Impacts of Invasive Pike
Pike are very aggressive and will eat just about anything they encounter. Water systems that once had salmon or trout become destroyed when pike take over. Northern pike thrive in shallow, stagnant/slow-moving waters with vegetation. Pike are native to waters up north that are home to other fish species. They have shaped those communities for so long that both pike and the other fish can live together without huge ecological impacts. In the Susitna drainage of southcentral Alaska, waters that are slow and shallow are where salmon and trout naturally live. Pike come in and reshape these fish communities, and it often happens too fast for native species to adapt, which can devastate populations of native fish.

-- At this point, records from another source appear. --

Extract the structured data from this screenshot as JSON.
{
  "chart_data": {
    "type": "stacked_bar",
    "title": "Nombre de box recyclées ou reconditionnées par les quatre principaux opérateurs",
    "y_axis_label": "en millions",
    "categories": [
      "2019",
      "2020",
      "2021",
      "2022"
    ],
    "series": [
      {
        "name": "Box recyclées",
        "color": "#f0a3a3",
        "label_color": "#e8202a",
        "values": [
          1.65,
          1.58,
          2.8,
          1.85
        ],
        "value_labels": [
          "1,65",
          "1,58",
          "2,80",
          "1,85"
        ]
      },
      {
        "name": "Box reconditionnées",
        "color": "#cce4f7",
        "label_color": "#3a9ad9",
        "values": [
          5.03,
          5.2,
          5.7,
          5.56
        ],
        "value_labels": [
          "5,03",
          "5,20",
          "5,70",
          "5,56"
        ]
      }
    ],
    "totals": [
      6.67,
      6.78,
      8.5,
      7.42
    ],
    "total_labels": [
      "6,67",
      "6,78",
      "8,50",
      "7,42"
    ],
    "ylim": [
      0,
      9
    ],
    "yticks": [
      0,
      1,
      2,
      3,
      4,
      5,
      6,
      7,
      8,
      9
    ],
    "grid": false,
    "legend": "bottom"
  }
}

An unfortunate example of pike taking over was in Anderson Lake. Located in Wasilla, Alaska, this lake was recently part of a pike eradication project and the whole lake was poisoned with rotenone to kill the invasive pike and protect nearby waters. After the lake was poisoned, 12,000 pike were removed. They were all found to be stunted, there were none over 24 inches. This occurs when pike destroy other fish populations and run out of large food sources. The only other fish found in Anderson Lake were five longnose suckers. The pike truly decimated the lake. ADF&G said that was one of the worst cases they had seen in over 12 years of eradication projects.
In south-central Alaska, it is illegal to release northern pike and they can even be taken by spear or bow and arrow. In northern and western Alaska the laws are quite different for native pike and it is recommended to look at local regulations.